Publisher Description:
Network data are produced automatically by everyday interactions - social networks, power grids, and links between data sets are a few examples. Such data capture social and economic behavior in a form that can be analyzed using powerful computational tools. This book is a guide to both basic and advanced techniques and algorithms for extracting useful information from network data. The content is organized around 'tasks', grouping the algorithms needed to gather specific types of information and thus answer specific types of questions. Examples include similarity between nodes in a network, prestige or centrality of individual nodes, and dense regions or communities in a network. Algorithms are derived in detail and summarized in pseudo-code. The book is intended primarily for computer scientists, engineers, statisticians and physicists, but it is also accessible to network scientists based in the social sciences. MATLAB(R)/Octave code illustrating some of the algorithms will be available at: http: //www.cambridge.org/9781107125773.

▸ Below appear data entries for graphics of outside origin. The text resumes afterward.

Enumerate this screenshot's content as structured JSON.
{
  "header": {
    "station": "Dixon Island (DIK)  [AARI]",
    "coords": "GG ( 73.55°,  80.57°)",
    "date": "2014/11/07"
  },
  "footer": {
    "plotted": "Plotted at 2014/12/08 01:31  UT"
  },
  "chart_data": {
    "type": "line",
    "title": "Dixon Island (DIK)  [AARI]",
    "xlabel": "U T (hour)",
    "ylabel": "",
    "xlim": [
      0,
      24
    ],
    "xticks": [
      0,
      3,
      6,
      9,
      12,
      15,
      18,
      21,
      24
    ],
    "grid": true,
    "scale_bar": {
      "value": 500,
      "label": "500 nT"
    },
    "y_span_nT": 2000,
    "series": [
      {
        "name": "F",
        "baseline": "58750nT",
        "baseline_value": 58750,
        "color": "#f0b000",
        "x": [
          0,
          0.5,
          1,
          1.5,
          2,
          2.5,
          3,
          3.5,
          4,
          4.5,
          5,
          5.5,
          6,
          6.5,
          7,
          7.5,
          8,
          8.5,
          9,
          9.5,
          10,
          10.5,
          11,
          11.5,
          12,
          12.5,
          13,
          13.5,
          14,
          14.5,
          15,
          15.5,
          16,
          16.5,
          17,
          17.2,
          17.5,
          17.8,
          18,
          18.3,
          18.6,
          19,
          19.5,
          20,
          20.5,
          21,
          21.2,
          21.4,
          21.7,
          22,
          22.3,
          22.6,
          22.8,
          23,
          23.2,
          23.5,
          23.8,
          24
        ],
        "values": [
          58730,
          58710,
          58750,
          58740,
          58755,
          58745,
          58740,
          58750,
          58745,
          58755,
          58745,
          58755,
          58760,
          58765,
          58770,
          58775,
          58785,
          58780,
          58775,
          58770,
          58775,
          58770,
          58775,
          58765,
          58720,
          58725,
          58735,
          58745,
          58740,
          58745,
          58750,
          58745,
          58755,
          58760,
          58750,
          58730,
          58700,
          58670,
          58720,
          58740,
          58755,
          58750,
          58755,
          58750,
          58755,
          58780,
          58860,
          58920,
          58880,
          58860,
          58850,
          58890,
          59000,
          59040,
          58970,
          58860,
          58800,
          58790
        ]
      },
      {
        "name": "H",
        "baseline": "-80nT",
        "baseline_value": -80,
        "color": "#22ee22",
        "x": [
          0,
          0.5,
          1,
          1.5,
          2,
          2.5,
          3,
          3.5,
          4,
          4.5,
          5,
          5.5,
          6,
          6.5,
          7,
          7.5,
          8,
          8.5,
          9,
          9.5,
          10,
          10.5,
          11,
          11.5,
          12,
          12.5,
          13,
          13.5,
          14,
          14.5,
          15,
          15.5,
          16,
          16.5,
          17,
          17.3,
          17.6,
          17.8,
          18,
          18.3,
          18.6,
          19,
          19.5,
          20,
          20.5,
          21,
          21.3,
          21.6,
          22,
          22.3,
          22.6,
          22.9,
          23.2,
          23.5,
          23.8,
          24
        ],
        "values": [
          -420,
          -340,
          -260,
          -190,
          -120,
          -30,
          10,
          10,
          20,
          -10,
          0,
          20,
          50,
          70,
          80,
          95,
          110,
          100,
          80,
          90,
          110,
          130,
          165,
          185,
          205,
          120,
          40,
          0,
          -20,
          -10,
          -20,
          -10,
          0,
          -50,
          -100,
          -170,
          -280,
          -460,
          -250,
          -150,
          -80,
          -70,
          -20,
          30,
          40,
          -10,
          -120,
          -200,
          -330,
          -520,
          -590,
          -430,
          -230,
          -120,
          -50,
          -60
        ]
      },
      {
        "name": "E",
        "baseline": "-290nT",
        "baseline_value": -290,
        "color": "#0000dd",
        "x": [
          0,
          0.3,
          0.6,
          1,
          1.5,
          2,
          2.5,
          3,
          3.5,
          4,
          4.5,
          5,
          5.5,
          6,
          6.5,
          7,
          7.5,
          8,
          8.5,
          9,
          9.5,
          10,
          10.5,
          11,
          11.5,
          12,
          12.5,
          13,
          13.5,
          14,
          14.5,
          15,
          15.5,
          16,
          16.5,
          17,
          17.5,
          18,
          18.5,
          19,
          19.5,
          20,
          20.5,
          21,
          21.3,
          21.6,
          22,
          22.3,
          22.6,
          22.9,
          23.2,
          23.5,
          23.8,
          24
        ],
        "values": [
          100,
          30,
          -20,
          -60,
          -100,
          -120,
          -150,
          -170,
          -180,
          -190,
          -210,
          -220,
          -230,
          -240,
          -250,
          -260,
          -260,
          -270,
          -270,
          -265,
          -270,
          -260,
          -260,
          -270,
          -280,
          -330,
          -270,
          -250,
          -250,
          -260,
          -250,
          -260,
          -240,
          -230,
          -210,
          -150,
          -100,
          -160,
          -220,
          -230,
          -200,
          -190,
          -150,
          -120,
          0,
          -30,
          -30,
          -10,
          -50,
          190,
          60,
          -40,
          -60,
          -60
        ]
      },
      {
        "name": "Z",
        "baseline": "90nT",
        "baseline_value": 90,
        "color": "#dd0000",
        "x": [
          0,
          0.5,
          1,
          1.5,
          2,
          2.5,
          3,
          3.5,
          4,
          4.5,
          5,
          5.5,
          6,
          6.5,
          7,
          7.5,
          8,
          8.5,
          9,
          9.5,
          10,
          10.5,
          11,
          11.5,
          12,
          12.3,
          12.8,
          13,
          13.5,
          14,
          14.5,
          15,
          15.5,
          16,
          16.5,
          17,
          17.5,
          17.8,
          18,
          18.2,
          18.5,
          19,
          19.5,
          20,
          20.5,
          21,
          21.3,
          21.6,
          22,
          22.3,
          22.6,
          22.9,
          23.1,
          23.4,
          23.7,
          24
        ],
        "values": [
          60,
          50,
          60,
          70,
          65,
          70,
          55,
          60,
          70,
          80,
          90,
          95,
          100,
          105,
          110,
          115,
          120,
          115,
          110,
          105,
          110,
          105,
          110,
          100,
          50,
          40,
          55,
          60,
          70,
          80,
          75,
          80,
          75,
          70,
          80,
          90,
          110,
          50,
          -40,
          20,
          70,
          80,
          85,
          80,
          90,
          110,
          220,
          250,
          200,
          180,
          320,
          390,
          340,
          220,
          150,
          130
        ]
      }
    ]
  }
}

Contributor Bio(s): Shimbo, Masashi: - Masashi Shimbo received his PhD from Kyoto University, Japan. He is now Associate Professor at the Graduate School of Information Science, Nara Institute of Science and Technology, Japan. His research and teaching interests include artificial intelligence, data mining, machine learning, pattern recognition, and natural language processing, with a focus on graph-based techniques.Saerens, Marco: - Marco Saerens received his PhD from the Université Libre de Bruxelles, Belgium. He is now Professor of Computer Science at the Université catholique de Louvain, Belgium. His research and teaching interests include artificial intelligence, data mining, machine learning, pattern recognition, and natural language processing, with a focus on graph-based techniques.Fouss, Francois: - François Fouss received his PhD from the Université catholique de Louvain, Belgium, where he is now Professor of Computer Science. His research and teaching interests include artificial intelligence, data mining, machine learning, pattern recognition, and natural language processing, with a focus on graph-based techniques.